A. Questionner les données agrégées

La science politique dispose de deux ressources majeures lui permettant de disposer de données quantitatives. Le sondage est le moyen le moins couteux et le plus utilisé tant par les médias que par le monde de l’entreprise pour disposer de données statistiques sur des individus. Cette méthode, malgré les résultats qu’elle permet d’obtenir, souffre néanmoins de nombreux défauts. Pour cette raison, de nombreux chercheurs privilégient les données agrégées issues du recensement effectué par l’INSEE. De telles données constituent un précieux matériau statistique portant sur l’ensemble de la population française.

Les sondages

Les sondages, exemples parfaits des données déclaratives, sont aujourd’hui la principale source de données quantitatives en France. Plusieurs instituts privés se sont spécialisés dans l’administration et la vente des études qui en sont les produits.

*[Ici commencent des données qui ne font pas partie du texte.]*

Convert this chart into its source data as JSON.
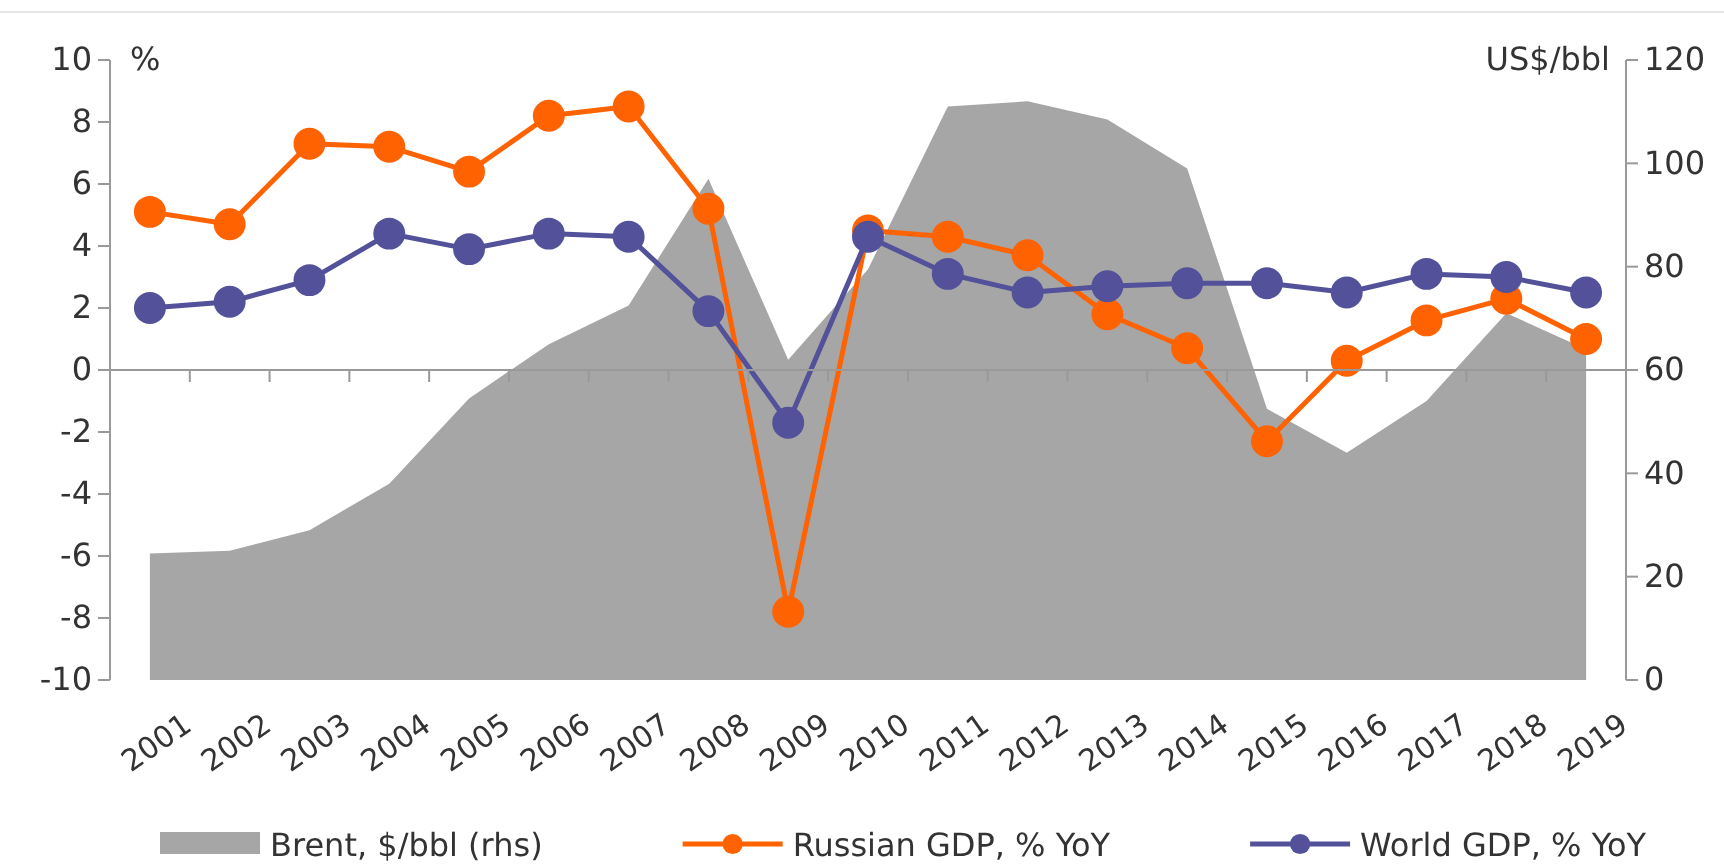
{
  "chart_data": {
    "type": "line",
    "categories": [
      "2001",
      "2002",
      "2003",
      "2004",
      "2005",
      "2006",
      "2007",
      "2008",
      "2009",
      "2010",
      "2011",
      "2012",
      "2013",
      "2014",
      "2015",
      "2016",
      "2017",
      "2018",
      "2019"
    ],
    "ylabel": "%",
    "y2label": "US$/bbl",
    "ylim": [
      -10,
      10
    ],
    "yticks": [
      -10,
      -8,
      -6,
      -4,
      -2,
      0,
      2,
      4,
      6,
      8,
      10
    ],
    "y2lim": [
      0,
      120
    ],
    "y2ticks": [
      0,
      20,
      40,
      60,
      80,
      100,
      120
    ],
    "legend": "bottom",
    "line_style": "solid",
    "series": [
      {
        "name": "Brent,  $/bbl (rhs)",
        "type": "area",
        "axis": "y2",
        "color": "#a6a6a6",
        "values": [
          24.5,
          25,
          29,
          38,
          54.5,
          65,
          72.5,
          97,
          62,
          79.5,
          111,
          112,
          108.5,
          99,
          52.5,
          44,
          54,
          71,
          64
        ]
      },
      {
        "name": "Russian GDP, % YoY",
        "marker": "circle",
        "color": "#ff6200",
        "values": [
          5.1,
          4.7,
          7.3,
          7.2,
          6.4,
          8.2,
          8.5,
          5.2,
          -7.8,
          4.5,
          4.3,
          3.7,
          1.8,
          0.7,
          -2.3,
          0.3,
          1.6,
          2.3,
          1.0
        ]
      },
      {
        "name": "World GDP, % YoY",
        "marker": "circle",
        "color": "#525199",
        "values": [
          2.0,
          2.2,
          2.9,
          4.4,
          3.9,
          4.4,
          4.3,
          1.9,
          -1.7,
          4.3,
          3.1,
          2.5,
          2.7,
          2.8,
          2.8,
          2.5,
          3.1,
          3.0,
          2.5
        ]
      }
    ]
  }
}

Ils répondent à des commandes toujours plus nombreuses de la part de journaux, de partis, d’hommes politiques, voire des services de l’État. Aujourd’hui omniprésents dans les sociétés démocratiques occidentales, les prédictions qu’ils produisent sont toujours plus lointaines. Des sondages portant sur les élections présidentielles de 2017 étaient en effet déjà réalisés en 2014, c’est-à-dire 3 ans avant l’échéance électorale en question.

La pertinence d’un sondage varie selon plusieurs critères. La taille de l’échantillon est certainement le plus important pour mesurer de la qualité d’un sondage. L’utilisation de sondages portant sur des panels de plus en plus restreints est courante, car ils sont façon la moins couteuse de produire une enquête. Pourtant, plus le panel est resserré (surtout lors de questions spécifiques) plus la marge d’erreur est importante.

La façon de constituer cet échantillon est également capitale. En général, l’échantillon concerne les personnes de plus de 18 ans. Les sondés sont sélectionnés par la méthode des quotas afin de satisfaire une volonté de représentativité socio-économique de la population française. Néanmoins, on remarquera que cette méthode de quotas n’est en général pas spatiale. Surtout, malgré cette volonté de représentativité, ce sont toujours certaines catégories de personnes qui sont volontaires pour répondre au sondage, ce qui implique un sondage qui ne sera jamais représentatif de la population française. Les sondeurs ont ainsi recours à des redressements afin de faire coller la population de leur échantillon avec la population française. Ces redressements sont particulièrement importants lorsqu’il s’agit d’étudier le vote Front national, considéré comme tabou et donc, sous-déclaré.

Enfin, la façon dont sont posées les questions est également un biais inhérent au sondage car les questions peuvent être tournées de différentes façons. Les candidats proposés, la formulation des questions, leur ordre, sont toute une série de facteurs qui peuvent faire du sondage une arme politique orientée vers la satisfaction du commanditaire. L’article de Jeannine Richard-Zappela qui prend l’exemple des sondages sur l’euthanasie est en ce sens révélateur des manipulations dont peuvent faire l’objet les sondés (Richard-Zappela, 1990, pp.60-75). Les sondages réalisés dans le monde universitaire sont eux réputés plus fiables que ceux issus de commandes politiques ou d’enquêtes de satisfactions clients.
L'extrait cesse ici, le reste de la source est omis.